By giving a regular AI agent both a heartbeat (.md) and a soul (.md), it evolves into something much more practical: a persistent personal assistant that retains memory, understands context, and interacts like an actual PA.

Over the past few weeks, I’ve experimented with a lot of capabilities. But this time, we’re pushing things further. This time, OpenClaw becomes my coach.


Briefing Coach Claw

I kicked off the journey by clearly stating my objectives:

  • Lose weight
  • Improve my running
  • Become operationally fit for firefighter duty

Coach Claw responded exactly how a good trainer should: with questions. He sent me a questionnaire to assess my current level, history, and constraints. Once that baseline was established, he prescribed a 5K benchmark run.

It went… poorly.

After only weeks of running again, my pacing instincts were nonexistent. I went out too hard and burned out fast, stopping at 3 km in 16:30.
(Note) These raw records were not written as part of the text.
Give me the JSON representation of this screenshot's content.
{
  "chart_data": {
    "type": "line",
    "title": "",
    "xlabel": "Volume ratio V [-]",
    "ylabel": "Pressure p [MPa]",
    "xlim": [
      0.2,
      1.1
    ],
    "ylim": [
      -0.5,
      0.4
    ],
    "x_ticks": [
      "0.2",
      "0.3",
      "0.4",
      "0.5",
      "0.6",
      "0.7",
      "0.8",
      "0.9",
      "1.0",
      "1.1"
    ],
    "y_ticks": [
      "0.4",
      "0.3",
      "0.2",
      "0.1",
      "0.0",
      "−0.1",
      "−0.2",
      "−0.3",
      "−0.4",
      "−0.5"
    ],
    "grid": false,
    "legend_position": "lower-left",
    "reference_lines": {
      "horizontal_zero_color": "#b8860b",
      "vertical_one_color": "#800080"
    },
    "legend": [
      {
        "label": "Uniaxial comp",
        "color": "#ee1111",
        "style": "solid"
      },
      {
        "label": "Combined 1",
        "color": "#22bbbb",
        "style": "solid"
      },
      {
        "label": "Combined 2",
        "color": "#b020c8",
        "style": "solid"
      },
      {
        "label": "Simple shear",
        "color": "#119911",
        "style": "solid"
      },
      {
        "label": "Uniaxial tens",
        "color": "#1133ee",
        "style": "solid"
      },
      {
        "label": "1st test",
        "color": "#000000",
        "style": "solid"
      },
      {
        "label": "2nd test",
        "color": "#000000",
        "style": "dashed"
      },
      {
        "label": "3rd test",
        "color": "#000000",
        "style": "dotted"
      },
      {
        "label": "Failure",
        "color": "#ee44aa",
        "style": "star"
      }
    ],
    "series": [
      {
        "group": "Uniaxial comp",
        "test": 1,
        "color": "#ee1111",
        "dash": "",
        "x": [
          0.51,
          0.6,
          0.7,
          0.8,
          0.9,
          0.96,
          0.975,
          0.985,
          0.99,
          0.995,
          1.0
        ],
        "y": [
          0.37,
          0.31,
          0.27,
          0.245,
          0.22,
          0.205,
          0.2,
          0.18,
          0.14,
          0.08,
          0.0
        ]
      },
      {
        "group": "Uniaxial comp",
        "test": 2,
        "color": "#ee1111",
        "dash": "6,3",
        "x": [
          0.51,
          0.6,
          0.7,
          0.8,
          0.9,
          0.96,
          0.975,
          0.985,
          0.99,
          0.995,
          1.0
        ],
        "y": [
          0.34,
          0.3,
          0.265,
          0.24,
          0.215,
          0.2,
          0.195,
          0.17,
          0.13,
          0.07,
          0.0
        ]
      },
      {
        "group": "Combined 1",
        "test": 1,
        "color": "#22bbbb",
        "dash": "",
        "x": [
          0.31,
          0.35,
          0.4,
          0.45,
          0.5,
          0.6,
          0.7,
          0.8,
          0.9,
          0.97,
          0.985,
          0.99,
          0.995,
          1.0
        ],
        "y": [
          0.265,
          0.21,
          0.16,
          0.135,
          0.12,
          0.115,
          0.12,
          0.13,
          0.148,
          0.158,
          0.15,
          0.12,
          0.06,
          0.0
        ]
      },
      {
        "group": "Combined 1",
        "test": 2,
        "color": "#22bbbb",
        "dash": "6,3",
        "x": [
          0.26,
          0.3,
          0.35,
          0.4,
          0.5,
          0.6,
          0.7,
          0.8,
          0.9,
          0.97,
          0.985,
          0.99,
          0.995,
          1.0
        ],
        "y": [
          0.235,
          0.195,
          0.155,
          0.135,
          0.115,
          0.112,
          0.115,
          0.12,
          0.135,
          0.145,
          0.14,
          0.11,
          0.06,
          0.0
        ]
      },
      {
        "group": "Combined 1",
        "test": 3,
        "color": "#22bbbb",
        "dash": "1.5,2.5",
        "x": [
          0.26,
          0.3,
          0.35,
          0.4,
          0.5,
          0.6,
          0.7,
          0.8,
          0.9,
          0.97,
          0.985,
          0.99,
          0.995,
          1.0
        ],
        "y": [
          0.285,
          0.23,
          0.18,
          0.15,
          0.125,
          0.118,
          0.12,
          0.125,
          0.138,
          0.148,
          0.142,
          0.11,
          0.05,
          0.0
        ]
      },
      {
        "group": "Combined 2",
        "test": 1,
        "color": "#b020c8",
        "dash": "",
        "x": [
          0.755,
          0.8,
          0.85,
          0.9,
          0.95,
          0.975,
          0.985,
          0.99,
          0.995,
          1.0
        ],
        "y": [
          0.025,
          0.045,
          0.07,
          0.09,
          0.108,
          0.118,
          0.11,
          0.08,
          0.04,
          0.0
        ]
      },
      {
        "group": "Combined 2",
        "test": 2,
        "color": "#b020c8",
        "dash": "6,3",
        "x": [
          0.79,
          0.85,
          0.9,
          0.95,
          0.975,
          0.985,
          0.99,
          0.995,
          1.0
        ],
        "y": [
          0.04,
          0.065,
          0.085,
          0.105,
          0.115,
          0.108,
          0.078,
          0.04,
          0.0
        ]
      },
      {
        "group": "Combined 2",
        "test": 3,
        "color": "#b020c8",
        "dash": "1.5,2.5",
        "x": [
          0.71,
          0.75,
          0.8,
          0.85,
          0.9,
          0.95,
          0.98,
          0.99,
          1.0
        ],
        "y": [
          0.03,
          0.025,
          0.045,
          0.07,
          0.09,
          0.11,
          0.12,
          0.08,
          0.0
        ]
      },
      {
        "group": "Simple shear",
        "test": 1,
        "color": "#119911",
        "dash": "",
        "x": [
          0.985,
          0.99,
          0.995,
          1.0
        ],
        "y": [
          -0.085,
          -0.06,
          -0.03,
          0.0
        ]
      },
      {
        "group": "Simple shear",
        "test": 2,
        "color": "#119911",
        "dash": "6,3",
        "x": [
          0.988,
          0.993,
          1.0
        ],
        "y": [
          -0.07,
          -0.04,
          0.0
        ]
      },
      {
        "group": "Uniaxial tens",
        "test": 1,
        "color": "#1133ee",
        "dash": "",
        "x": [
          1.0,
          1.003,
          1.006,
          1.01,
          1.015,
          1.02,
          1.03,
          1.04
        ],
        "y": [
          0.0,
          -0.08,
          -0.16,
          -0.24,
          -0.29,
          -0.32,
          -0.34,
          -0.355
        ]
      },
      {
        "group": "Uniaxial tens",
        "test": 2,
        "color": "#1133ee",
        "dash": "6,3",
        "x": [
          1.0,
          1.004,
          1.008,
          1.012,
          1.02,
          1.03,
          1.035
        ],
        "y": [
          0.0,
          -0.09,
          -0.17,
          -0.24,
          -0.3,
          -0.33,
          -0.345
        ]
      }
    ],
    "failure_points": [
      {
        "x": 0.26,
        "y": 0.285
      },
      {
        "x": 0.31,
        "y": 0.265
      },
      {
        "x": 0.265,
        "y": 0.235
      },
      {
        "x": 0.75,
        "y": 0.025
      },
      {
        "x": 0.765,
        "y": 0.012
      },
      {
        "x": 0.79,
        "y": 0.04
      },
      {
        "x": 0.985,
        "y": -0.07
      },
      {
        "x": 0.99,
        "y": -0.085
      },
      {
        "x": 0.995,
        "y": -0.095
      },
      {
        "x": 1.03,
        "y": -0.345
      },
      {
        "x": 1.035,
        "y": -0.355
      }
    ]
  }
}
Not glorious, but still useful. And that’s what mattered. Coach Claw had enough data to generate a structured four-week training block, written cleanly into markdown files.

Here’s an excerpt from Week 1:


Week 1 Training Plan

  • Mon — Run (Easy):
    40 min easy + 4 × 20s relaxed strides (full walk-back recovery)

  • Tue — Strength A (Push + Pull + Core):

    • Bench press 5×8 (moderate, 2 reps in reserve)
    • Row variation 4×10
    • Push-ups 3 sets near technical failure
    • Plank 3×45–60s
  • Wed — Run (Intervals):
    10 min warmup
    6 × 2 min hard / 2 min easy jog
    10 min cooldown

  • Thu — Strength B (Legs + Core):

    • Squat pattern 4×8
    • RDL / hip hinge 3×10
    • Walking lunge 3×10 each leg
    • Side plank 3×30–45s each side
  • Fri — Run (Easy Long):
    55–60 min easy

  • Sat — Strength C (Bench endurance focus):

    • Bench @ 40 kg: 5 sets submax (stop with 2–3 reps in reserve)
    • Incline push-up or dip 3×12–15
    • Shoulder press 3×10
    • 8–10 min core circuit
  • Sun — Run (Steady Tempo):
    10 min warmup
    3 × 8 min steady-tempo (6:20–6:40/km) with 3 min easy jog between
    10 min cooldown


How Much Guidance Was Required?

Quite a bit, but intentionally. Having experimented with OpenClaw before, I know that AI agents perform best with explicit structure. So I gave very concrete instructions:

  • Write everything to disk
  • Keep baselines and benchmarks persistent
  • Use markdown files to structure and track workouts
  • Log progress consistently
  • Read the workout directory before discussing training

I also explicitly tell Coach Claw when to write to memory.

In other words, I’m not just training my body I’m also training the agent.


What’s Next?

There’s still plenty to build:

  • Automated progress tracking
  • Scheduled weigh-ins
  • Benchmark reminders
  • Cron jobs for daily workout digests
  • Performance dashboards

But one step at a time.

For now, I run. I lift. I log. And I let an AI yell at me when I skip leg day.